Plan parallel LLM calls without hitting rate limits
When you call an LLM API at scale, two ceilings fight each other: the provider’s tokens-per-minute (TPM) limit and per-request latency. Fire requests serially and latency starves your throughput; fire too many in parallel and you slam into 429 rate-limit errors. This planner finds the number of parallel workers that hits your target throughput while staying inside both ceilings, and shows what it costs per minute.
How it works
The maximum sustainable throughput allowed by your rate limit is:
max_requests_per_min = TPM_budget / avg_tokens_per_request
To actually sustain your target requests per minute, you need enough concurrent workers to cover request latency:
workers_needed = ceil(target_rpm × avg_latency_seconds / 60)
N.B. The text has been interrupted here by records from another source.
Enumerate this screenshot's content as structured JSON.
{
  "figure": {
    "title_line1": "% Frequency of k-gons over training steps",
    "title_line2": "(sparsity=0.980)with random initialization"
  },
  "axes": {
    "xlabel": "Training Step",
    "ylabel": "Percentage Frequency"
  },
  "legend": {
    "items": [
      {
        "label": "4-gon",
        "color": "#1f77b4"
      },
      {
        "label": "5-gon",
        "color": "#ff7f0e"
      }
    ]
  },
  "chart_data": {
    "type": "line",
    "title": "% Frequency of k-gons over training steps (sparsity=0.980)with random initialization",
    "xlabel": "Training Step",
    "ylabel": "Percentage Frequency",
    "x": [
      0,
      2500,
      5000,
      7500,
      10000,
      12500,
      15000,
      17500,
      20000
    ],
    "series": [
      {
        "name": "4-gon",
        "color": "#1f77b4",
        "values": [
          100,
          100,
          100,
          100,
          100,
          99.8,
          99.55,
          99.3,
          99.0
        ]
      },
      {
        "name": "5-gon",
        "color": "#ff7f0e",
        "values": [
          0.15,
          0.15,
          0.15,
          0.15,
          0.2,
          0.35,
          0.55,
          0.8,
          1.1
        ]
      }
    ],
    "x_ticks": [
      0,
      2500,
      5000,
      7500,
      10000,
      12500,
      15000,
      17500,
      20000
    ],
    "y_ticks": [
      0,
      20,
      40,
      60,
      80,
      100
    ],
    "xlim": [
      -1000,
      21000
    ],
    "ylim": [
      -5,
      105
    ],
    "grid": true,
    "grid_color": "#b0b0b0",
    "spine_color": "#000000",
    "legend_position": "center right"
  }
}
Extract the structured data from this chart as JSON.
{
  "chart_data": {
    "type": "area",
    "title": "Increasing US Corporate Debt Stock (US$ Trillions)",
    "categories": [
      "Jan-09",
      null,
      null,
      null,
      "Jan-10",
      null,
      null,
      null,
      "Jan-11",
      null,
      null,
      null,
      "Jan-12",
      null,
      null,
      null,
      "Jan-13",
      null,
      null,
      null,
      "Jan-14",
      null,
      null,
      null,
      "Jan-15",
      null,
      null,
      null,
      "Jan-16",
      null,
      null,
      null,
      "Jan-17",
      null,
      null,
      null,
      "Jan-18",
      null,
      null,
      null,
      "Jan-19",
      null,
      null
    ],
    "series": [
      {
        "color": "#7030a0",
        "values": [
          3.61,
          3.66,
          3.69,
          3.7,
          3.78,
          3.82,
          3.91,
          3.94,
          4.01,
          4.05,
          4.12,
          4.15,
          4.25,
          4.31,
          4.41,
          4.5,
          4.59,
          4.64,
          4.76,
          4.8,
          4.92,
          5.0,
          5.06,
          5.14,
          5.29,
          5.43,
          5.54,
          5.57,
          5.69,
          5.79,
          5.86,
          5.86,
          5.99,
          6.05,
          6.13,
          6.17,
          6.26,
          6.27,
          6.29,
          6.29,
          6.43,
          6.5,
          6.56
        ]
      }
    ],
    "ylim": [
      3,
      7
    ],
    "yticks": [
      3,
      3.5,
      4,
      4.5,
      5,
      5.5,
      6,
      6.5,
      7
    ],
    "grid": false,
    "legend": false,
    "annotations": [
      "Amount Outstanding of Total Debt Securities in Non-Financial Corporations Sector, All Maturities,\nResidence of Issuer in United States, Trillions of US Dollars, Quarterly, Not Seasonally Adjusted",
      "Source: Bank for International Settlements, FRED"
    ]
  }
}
If your target exceeds max_requests_per_min, you are rate-limited — no
amount of concurrency helps and you must raise your TPM tier. Otherwise you are
latency-limited, and the planner reports the worker count and queue depth
needed to keep the pipeline full.
Tips for high-throughput pipelines
- Batch where the API supports it. A single batched call carries more tokens per HTTP round-trip, raising effective throughput under the same TPM ceiling.
- Add jittered backoff. When you do hit 429s, exponential backoff with jitter prevents a thundering-herd retry storm that wastes TPM.
- Right-size the worker pool. Over-provisioning workers does nothing once you are TPM-bound — it just adds idle connections.
- Watch the bill. Higher throughput means proportionally higher cost; the cost-per-minute figure here keeps the budget conversation honest.